Dania and Government Cut
Lizards... Manatees... and Jimbo's Expatriot Hideaway!
FLYC Trip Report 3/22/03
Well, I must apologize for the gap in reports. But I will try to catch you up on the doings since last report.
Dania Beach: 3rd Reef, Kings
In early March Ray and I launched near Dania Pier once again (the last time rising winds and surf drove us in early. We were still determined to bust a king off the third reef. So armed with hefty frozen sardines and king rigs we headed out about two miles into a 10-15 knot headwind.
Brief note about king rigs. These are 80 lb. mono tied to a good 5/0 to 7/0 hook, with an attached trailer or "stinger" hook. Attach a swivel to the other end. Now thread a 1 to 2 oz. egg sinker on your line and attach it to the swivel. You can also use one of the little sliding devices with a sinker clip (so you can change weights as needed). Acts like a fishfinder rig and allows the king to run a bit without dragging the sinker. BTW, I find that most yaks drift quite a bit faster than the fishing boats so personally I'd err toward the heavier weight.
If you've never hooked a soft thawed sardine: lay the hooks next to the "dine" and find where the trailer hook should enter and insert it. Then do the leading hook through the lips. Some hook down from the back (top), some hook up through the belly. No opinion on this.
Kings are usually in deeper water; here the fishing boats go just past the 3rd reef in about 120 ft. and drift back over the reef (bout 90 ft.). The mates I've spoken with suggest fishing at 40 to 60 ft., as the kings apparently cruise at this depth. Adjust your weight, and consider the angle of the line to hit this range (at a 45 deg. angle you'll need about 80 ft. of line out).

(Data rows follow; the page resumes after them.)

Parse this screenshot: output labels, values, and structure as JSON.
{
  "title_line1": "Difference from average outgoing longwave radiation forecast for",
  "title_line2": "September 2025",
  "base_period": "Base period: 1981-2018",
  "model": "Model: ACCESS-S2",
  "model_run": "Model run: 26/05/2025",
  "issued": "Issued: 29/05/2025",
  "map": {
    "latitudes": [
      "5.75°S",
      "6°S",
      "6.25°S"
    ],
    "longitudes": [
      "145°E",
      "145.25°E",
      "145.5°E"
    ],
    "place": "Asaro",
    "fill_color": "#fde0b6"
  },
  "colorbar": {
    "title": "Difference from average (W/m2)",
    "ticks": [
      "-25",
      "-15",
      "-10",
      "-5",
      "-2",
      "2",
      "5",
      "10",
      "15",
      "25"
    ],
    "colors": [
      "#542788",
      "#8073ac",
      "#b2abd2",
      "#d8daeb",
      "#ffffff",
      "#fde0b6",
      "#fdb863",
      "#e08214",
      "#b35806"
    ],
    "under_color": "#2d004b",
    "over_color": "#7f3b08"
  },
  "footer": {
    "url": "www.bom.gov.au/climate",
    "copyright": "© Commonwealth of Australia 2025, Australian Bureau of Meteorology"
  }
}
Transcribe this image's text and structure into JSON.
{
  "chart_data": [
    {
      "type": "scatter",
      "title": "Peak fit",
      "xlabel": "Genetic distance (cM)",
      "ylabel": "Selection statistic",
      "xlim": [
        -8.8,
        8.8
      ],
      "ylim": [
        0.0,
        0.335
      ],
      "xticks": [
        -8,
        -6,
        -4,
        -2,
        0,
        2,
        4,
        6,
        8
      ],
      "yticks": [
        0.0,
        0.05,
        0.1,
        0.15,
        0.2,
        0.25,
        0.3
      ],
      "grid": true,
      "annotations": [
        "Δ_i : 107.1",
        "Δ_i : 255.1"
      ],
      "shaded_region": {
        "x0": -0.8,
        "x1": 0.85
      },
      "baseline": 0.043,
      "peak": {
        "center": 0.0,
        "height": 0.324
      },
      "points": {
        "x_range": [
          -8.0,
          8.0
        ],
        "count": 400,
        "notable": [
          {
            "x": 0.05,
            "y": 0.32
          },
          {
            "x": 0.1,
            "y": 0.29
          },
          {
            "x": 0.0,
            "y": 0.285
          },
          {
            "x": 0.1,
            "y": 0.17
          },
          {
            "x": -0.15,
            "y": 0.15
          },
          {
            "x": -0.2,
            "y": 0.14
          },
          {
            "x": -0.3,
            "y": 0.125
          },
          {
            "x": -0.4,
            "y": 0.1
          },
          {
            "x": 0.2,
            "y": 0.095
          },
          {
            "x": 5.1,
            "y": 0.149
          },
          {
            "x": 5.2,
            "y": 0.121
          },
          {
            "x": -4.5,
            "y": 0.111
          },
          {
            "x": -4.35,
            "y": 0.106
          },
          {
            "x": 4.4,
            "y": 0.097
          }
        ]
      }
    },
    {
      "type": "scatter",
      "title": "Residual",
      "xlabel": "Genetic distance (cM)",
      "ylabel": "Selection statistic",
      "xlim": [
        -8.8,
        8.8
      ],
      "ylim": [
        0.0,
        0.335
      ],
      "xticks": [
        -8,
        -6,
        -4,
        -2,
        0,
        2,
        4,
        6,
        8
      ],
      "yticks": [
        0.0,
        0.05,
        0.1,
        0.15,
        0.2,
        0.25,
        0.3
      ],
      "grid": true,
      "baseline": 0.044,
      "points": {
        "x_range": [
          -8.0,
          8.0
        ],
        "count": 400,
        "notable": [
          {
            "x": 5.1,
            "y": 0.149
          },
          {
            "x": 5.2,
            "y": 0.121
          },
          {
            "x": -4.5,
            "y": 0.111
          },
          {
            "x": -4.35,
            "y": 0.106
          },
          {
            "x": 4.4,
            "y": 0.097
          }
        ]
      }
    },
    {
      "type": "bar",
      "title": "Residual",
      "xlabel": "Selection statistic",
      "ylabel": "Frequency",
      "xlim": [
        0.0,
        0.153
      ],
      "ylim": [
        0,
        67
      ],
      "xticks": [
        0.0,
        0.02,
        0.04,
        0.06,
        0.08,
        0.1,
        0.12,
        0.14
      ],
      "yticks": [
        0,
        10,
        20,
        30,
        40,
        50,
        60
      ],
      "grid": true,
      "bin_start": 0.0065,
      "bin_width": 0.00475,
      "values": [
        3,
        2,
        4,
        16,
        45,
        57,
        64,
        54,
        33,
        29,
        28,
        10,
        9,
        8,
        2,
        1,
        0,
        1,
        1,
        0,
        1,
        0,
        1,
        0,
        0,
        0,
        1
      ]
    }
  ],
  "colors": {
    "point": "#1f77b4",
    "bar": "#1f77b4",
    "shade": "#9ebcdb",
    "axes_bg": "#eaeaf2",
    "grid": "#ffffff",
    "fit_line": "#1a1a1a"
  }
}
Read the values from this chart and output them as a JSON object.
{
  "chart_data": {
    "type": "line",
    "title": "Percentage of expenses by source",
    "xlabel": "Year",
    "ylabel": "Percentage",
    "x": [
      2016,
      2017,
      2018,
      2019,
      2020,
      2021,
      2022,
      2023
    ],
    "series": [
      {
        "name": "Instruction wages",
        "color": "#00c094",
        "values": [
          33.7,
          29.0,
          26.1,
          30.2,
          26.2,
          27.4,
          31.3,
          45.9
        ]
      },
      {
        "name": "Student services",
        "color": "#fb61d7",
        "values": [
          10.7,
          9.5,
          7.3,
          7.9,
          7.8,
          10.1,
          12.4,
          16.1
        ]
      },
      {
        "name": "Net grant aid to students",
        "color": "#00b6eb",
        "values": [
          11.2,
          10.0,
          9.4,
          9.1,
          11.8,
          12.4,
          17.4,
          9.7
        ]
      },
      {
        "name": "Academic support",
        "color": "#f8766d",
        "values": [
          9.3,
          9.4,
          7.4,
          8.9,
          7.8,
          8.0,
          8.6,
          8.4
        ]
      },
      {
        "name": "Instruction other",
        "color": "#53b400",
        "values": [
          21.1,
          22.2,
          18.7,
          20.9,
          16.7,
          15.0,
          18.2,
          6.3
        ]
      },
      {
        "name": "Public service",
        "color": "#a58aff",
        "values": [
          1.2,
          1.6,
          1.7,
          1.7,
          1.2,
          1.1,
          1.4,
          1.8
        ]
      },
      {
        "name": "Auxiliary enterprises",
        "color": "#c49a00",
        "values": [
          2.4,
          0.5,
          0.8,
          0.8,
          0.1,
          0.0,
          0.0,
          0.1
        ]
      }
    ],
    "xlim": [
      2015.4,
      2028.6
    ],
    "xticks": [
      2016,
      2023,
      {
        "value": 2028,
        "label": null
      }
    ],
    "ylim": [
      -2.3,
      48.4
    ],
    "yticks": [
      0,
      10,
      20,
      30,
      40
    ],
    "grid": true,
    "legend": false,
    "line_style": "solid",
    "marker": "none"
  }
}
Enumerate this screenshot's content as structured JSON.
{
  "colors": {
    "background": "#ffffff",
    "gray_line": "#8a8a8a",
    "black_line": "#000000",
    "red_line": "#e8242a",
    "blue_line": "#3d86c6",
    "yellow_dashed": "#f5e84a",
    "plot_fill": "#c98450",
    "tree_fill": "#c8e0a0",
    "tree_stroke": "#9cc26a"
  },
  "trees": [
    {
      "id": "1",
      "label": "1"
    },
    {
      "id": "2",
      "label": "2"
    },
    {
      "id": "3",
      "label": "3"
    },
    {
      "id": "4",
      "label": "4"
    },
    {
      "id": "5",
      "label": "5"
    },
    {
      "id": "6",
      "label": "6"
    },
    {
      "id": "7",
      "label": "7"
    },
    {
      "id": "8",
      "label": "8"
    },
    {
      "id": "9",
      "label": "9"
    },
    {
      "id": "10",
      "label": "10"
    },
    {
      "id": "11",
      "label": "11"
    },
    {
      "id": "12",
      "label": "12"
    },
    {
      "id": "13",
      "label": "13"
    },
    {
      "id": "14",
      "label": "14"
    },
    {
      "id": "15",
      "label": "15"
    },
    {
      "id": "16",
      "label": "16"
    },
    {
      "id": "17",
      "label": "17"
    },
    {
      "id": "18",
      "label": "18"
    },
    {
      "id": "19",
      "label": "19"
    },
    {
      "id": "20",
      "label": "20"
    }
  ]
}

With the SE winds we drifted nicely down the reef when finally Ray got hit like a freight train. I'm told this is typical of Kings who usually hook themselves. But I'd suggest reeling up tight and hitting them a couple times as the larger hooks need some good force to set (and you may be setting both hooks). So don't hold back. Ray didn't set, and after a long run he lost the fish.
But it proved the Kings can be had by us yakkers. Talked to another experienced guy who recommends using a hefty live Pilchard (I've heard this several times), if you are equipped with a towable bait bucket or livewell).
Government Cut/Virginia Key
What an interesting trip. Recommended to all, plus found a neat place to launch, thank you Joe.
Little history: historically, Virginia Key was one of the few "black" only beaches around. Later, of course, it was open to all, but currently is out of favor and all the parking areas are closed. For us Yakkers, this is a good thing.
Apparently there is another guy named Jim who has had "squatter's rights", and who has built a ramshackle bar named "Jimbo's" which is frequented by ex-hippies and expatriots who seem smashed at all hours. This all close to a waste treatment plant, and surrounded by thick vegetation. And a perfect little abandoned ramp used by jetskiers, and now by yakkers.
We (Susan, Joe and I) launched into the large secluded bay behind "Jimbo's". Beautiful and quiet, interrupted only by bird calls and raucous laughter. Perfect snook country. Access to the shallows south of Government Cut was easy, and we headed east (south of the channel) to the first set of nav structures (about 20 ft.); then drifted north toward the Cut in 10 knot breezes.
This area is relatively shallow (4 to 7 ft.) until you reach the structures, and is thick with coral. We saw a number of quite large fish breaking water, and there were reports of rolling tarpon (we saw none). Although we were equipped for deep water drifting (the famous "Cuban Hole" is further out probably another mile or so).
One final note: upon returning to "Jimbo's Bay", Susan spotted a manatee. Joe and I paddled over to investigate and discovered a whole "family", including a baby manatee (mebbe 3 ft. long) being closely watched by it's mother. Personally, I didn't want to get too close, but Joe kept very still when the mother nudged the baby out of the water for a breath right next to Joe's yak.
Joe caught a couple great pics, available later. This was truly what yakking is all about!